Por outro lado, para os autores, a intenção de não cooperar pode se dever a várias razões, que vão desde aspectos macroeconômicos desestimulantes às transações entre firmas ou ações de longo prazo, até os custos de transação também implícitos na cooperação, já que a coordenação de vários agentes freqüentemente envolve tempo e recursos, além de dispêndios na solução de conflitos que naturalmente ocorrem.

Neste ponto, entram em cena os fatores culturais que são de especial importância para o entendimento da dinâmica da cooperação, uma vez que revelam o seu principal alicerce: a confiança. Entre os fatores desfavoráveis à cooperação está a concepção tradicional que coloca competidores na posição de inimigos vigilantes na busca de desvendar segredos profissionais da concorrência ou prontos a ações oportunistas de qualquer outra sorte. Ambientes de elevada concentração de atividades em empresas fechadas em si e experiências de cooperação mal-sucedidas fomentam uma cultura de isolamento e baixa confiança. Isso corrói as perspectivas de sucesso de esforços em favor da cooperação e fortalece uma cultura de rivalidade incondicional entre as empresas. (DAS e TENG 1998; KNORRINGA e MEYER-STAMER, 1998).

Tanto a cooperação como a sua ausência são dependentes da história de decisões passadas e dos respectivos resultados (KOGUT, SHAN e WALKER, 1992) obtidos das interações anteriores da firma com os seus pares e com o seu ambiente. Disso decorrem dois aspectos fundamentais para o entendimento da confiança que sustenta relações de cooperação. Em primeiro lugar, ela é um processo contínuo e incremental. Além disso, ela se cria e fortalece na repetição de atitudes e comportamentos coerentes com a percepção que se tem de cooperação.

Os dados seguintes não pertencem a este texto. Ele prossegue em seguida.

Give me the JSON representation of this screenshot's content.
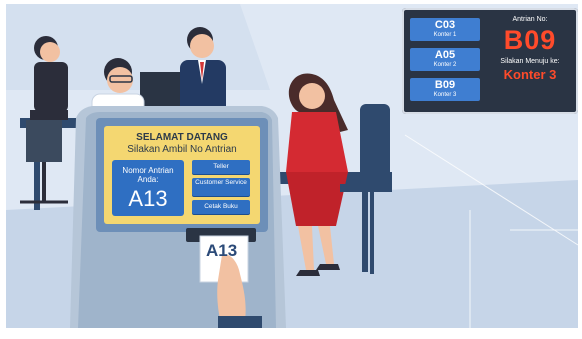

A respeito deste último ponto, Parkhe (1993) argumenta que a repetição de ações tende a encorajar a reciprocidade da outra parte. Além disso, a cooperação se mantém quando os ganhos imediatos que por ventura podem advir da defecção sejam inferiores aos benefícios futuros projetados pela continuidade de participação no arranjo. Assim, o exercício do oportunismo ou a falta de cooperação no presente ficam menos atrativos em face de eventuais

conseqüências negativas que deles decorram futuramente. Essa ligação entre as ações presentes e a antecipação de suas possíveis conseqüências constitui o efeito denominado “sombra do futuro” (shadow of the future). Para o autor, se cada firma adere ao arranjo para obter resultados positivos via cooperação, é lícito supor que o seu comportamento inicial será condizente com o que dela se espera. Alterações nos ambientes interno e/ou externo que tornem improváveis as expectativas iniciais ou então que apresentem oportunidades novas ainda mais vantajosas podem incentivar a quebra do comportamento cooperativo. Mas, na ausência dessas alterações ex-post, existe uma propensão para que a cooperação se consolide. Quanto maior a duração esperada do relacionamento, maiores as chances de retaliações futuras a comportamentos oportunistas presentes. Assim, se o relacionamento prevê um fim, a tentação de desviar-se da conduta cooperativa se fortaleceria (PARKHE, 1993).

Mas nesse aspecto, há outro importante fator favorável ao comportamento cooperativo que é a reputação, que pode ser descrita como uma espécie de síntese dos comportamentos passados de cada agente que o acompanha no futuro. Conforme explica Hill (1990), a reputação tem a capacidade de preencher a função da “sombra do futuro” em situações de relacionamentos finitos ou mesmo em casos de transações singulares e isoladas.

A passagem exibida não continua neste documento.